Strict Ether Balance Check
Overview
- Severity: Low
- Confidence: High
- Affected Versions: All
What is the Strict Ether Balance Check vulnerability?
The Ethereum Virtual Machine allows for querying of the ether balance of any address in the platform's address space. Smart contract developers can then use ether balances of addresses in the logic of their code, for example to ensure that a balance meets some requirement before a function will fully execute. However, ether balances are subject to potential manipulation by attackers, and thus it is possible to force a situation where a strict equality check will always be false, potentially subverting the intent of a smart contract application.
The reason why Ether balances may always be manipulated is in fact due to a mechanism deliberately included in Ethereum that allows a smart contract to send its balance to any destination address when it is destroyed, so that ether held by deprecated smart contracts need not be lost or trapped forever in an unused part of the platform. An attacker can thus create a smart contract with a function that specifies a target funds address on self-destruct, and force the send of ether to that address, potentially taking advantage of the Strict Ether Balance Check vulnerability.
A real-world example: the Edgeware Lockdrop smart contract
In 2019, the Edgeware project launched a so-called "lockdrop," a means of distributing Edgeware's own tokens to users who locked up ether for a period of time. The mechanism included a Lockdrop
contract which was responsible for creating individual Lock
contracts for users who elected to participate in the lockdrop by locking a balance of ether for a specified term. The creation of the Lock
contracts was handled by the lock()
function on the Lockdrop
contract, reproduced below:
function lock(Term term, bytes calldata edgewareAddr, bool isValidator)
external
payable
didStart
didNotEnd
{
uint256 eth = msg.value;
address owner = msg.sender;
uint256 unlockTime = unlockTimeForTerm(term);
// Create ETH lock contract
Lock lockAddr = (new Lock).value(eth)(owner, unlockTime);
// ensure lock contract has all ETH, or fail
assert(address(lockAddr).balance == msg.value);
emit Locked(owner, eth, lockAddr, term, edgewareAddr, isValidator, now);
}
Line 13 of the function asserts that the ether balance of a Lock
contract must be equal to the amount that was sent to this function to create the "lockbox," which on the surface seems like a reasonable assumption. However, the mechanism for forcibly sending ether to an address as described above does not require the address to have been used before, meaning the address of a to-be-created smart contract can hold an ether balance before the contract itself gets deployed. This quirk of Ethereum, combined with the fact that smart contract address generation in Ethereum is deterministic (and can thus be calculated in advance by an adversary for new Lock
contracts) could cause the assertion to fail and thus cause the lock()
function to revert, and in this case, to become permanently unusable as the next contract address to be generated would not change due to the failure of the function call.
Further reading: Gridlock (a smart contract bug)

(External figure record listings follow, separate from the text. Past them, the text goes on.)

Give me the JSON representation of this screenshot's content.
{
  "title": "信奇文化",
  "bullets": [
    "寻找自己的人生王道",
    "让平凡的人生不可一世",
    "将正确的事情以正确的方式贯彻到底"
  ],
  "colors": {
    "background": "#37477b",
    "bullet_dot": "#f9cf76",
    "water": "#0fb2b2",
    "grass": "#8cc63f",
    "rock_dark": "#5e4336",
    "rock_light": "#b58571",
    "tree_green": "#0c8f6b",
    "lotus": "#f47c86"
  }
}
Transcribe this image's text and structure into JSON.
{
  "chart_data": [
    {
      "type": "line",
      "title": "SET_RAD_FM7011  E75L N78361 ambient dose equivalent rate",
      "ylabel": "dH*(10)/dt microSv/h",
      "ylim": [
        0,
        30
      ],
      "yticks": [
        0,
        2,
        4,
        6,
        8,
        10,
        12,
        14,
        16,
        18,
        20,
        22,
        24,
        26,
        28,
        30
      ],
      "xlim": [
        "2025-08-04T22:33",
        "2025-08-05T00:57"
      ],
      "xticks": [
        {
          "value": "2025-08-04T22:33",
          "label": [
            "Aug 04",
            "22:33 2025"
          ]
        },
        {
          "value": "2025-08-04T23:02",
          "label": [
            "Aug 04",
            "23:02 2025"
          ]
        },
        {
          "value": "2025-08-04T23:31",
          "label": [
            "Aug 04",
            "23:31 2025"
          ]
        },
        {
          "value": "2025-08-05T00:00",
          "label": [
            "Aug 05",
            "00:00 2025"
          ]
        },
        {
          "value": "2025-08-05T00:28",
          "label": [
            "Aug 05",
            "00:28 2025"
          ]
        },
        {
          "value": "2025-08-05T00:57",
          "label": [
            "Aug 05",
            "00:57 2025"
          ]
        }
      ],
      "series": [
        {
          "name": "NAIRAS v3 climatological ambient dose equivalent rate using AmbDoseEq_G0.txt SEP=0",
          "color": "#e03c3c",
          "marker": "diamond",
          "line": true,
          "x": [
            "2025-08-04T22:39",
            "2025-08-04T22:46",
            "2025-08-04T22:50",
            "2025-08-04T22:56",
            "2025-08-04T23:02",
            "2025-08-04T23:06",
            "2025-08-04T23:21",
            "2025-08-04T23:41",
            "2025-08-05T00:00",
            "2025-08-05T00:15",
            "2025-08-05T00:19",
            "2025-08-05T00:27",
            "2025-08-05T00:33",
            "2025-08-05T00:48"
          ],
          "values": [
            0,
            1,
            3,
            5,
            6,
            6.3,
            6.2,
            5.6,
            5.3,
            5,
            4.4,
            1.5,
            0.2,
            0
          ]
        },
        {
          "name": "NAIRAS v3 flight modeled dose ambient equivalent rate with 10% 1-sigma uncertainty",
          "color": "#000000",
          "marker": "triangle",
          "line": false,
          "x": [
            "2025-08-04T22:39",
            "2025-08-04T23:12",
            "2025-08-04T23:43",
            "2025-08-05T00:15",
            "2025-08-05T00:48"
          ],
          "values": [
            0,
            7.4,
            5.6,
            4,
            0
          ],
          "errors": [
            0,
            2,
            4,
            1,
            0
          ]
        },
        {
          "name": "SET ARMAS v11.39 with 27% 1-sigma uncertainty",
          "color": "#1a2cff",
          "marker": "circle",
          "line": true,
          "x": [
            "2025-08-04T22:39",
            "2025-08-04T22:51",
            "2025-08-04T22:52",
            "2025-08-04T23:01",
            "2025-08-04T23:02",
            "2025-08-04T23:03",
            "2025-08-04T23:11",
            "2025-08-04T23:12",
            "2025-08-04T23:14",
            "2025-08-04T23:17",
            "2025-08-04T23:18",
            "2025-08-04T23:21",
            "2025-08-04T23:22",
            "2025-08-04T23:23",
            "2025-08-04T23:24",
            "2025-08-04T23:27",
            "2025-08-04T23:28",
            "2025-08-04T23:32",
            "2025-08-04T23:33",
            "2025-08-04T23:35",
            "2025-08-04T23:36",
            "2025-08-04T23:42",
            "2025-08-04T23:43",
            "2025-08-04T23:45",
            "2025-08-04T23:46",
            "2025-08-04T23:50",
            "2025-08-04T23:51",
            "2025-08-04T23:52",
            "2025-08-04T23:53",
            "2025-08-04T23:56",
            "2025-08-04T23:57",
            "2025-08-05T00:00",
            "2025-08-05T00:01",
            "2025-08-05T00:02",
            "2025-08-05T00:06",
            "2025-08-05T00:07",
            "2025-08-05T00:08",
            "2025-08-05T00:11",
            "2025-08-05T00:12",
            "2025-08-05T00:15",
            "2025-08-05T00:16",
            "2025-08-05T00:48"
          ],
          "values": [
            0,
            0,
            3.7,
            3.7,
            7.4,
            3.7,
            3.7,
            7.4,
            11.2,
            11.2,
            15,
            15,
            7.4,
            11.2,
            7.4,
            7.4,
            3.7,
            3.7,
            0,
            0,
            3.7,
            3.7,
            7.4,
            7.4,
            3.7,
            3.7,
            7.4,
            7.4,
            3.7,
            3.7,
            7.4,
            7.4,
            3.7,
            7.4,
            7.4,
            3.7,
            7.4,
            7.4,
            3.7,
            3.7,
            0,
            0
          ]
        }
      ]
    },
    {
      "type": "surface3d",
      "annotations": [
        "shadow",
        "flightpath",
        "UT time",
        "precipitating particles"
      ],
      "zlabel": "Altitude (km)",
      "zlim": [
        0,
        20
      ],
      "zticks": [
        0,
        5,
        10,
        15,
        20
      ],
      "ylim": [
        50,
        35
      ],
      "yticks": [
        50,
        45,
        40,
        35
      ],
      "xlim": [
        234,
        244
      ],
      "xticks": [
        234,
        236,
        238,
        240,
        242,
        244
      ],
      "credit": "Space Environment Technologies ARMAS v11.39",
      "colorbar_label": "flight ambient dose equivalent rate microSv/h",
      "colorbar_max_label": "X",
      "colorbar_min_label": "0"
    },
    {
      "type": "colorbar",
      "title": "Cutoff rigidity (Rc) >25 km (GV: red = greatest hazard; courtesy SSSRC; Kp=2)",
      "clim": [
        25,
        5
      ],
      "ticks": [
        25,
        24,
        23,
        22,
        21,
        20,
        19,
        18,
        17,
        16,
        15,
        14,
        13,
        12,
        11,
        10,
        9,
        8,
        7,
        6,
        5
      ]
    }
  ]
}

Technical example of vulnerable code
// SPDX-License-Identifier: Unlicense
pragma solidity 0.4.0;
contract VulnerableCrowdsale {
mapping(address => uint256) public reservationBalances;
uint8 public conversionFactor = 10;
function reserveTokens() public payable {
assert(msg.value > 0);
reservationBalances[msg.sender] = msg.value * conversionFactor;
}
function fundingReached() public returns(bool) {
return this.balance == 100 ether;
}
function obtainTokens() public {
assert(fundingReached());
// logic to mint crowdsale tokens based on reservation balance
}
// additional smart contract functionality
}
In the above example, the VulnerableCrowdsale
contract is intended to take reservations for tokens to be minted, paid for in ether. When the crowdsale has accumulated 100 ether, the users who have reserved tokens can cause the tokens to be credited to their addresses by calling the obtainTokens()
function. However, the strict balance check on line 14 in the fundingReached()
function can be trivially exploited by an attacker once the crowdsale nears completion, disallowing any user from claiming the tokens that they had reserved.
Technical example of how to fix the vulnerability
// SPDX-License-Identifier: Unlicense
pragma solidity 0.4.0;
contract UpdatedCrowdsale {
mapping(address => uint256) public reservationBalances;
uint8 public conversionFactor = 10;
function reserveTokens() public payable {
assert(msg.value > 0);
reservationBalances[msg.sender] = msg.value * conversionFactor;
}
function fundingReached() public returns(bool) {
return this.balance >= 100 ether;
}
function obtainTokens() public {
assert(fundingReached());
// logic to mint crowdsale tokens based on reservation balance
}
// additional smart contract functionality
}
In the corrected example above, the fix is simply perfoming a non-strict bounds check on the ether balance of the UpdatedCrowdsale
smart contract. This ensures that the balance check cannot be manipulated by an attacker in a way that would lock the reservation ether inside the contract.